Lettre autographe signée, Paris à son adresse au « 89 rue de Rome », 4 Mai 1889, 2 p oblong in 12 (9 x 11,5 cm), adressée à Jean Thorel*. Traces d’usure.
Belle lettre de Mallarmé qui, prenant appui sur le livre de Thorel « La complainte humaine », affirme son goût pour les ouvrages « qui vont en tout sens » ; Mallarmé aborde également la quête de l’« éternel fonds de Soi-même » qui, lorsqu’il est pénétré de modernité, le fait se sentir à l’aise.
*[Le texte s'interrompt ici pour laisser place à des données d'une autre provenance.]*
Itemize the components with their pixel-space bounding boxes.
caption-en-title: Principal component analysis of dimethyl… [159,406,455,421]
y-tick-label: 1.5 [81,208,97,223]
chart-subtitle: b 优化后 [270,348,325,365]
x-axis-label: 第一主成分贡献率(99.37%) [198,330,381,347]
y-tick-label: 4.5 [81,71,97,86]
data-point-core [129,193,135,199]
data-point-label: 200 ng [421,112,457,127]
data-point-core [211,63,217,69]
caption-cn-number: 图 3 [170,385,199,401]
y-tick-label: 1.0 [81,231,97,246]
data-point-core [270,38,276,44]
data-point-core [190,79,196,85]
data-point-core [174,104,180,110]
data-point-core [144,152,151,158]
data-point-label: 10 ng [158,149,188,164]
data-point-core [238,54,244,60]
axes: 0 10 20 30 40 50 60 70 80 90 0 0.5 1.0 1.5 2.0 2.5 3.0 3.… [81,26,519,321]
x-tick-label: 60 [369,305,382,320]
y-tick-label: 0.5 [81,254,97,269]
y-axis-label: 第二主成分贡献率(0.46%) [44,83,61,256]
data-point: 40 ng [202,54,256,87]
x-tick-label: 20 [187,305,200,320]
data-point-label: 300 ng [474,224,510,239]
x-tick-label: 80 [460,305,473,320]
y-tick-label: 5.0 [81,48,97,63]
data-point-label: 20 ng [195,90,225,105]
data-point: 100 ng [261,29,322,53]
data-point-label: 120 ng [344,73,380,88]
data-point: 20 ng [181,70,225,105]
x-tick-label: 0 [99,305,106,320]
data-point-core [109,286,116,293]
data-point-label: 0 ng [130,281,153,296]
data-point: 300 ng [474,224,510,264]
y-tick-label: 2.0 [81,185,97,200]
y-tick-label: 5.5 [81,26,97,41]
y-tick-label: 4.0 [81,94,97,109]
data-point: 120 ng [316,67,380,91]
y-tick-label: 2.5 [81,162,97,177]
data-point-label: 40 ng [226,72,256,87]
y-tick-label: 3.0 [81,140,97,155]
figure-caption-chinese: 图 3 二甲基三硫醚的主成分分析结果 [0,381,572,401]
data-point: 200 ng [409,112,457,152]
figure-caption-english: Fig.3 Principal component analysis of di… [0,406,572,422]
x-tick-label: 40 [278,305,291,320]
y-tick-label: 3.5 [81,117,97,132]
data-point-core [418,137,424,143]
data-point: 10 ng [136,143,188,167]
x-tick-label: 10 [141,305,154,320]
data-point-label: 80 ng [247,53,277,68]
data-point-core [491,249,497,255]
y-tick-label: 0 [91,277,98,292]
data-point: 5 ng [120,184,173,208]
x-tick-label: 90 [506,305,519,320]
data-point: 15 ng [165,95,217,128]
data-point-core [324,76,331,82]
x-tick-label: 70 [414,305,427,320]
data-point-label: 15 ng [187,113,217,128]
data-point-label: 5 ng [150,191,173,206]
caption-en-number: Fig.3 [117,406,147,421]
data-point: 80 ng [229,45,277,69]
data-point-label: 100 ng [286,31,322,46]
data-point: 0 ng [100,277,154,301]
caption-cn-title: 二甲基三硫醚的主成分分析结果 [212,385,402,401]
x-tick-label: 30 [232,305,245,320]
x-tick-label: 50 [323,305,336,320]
« […] Merci, cher poète : j’aime ces livres qui vont en tout sens, très loin, à la façon de votre Complainte Humaine. On les prend, on les quitte, on rêve avec eux et ils vous poursuivent. Si peu se soucient à présent de ce qui fait l'éternel fonds de Soi-même, et quand cela est pénétré et élargi d'air moderne, je me sens à l'aise! […] »
* Jean THOREL (1859–1916), journaliste et poète. Ecrivain prolixe, il s'essaya à montrer le parallélisme entre le mouvement symboliste français et le romantisme allemand. Cela ne pouvait qu'intéresser Stéphane Mallarmé.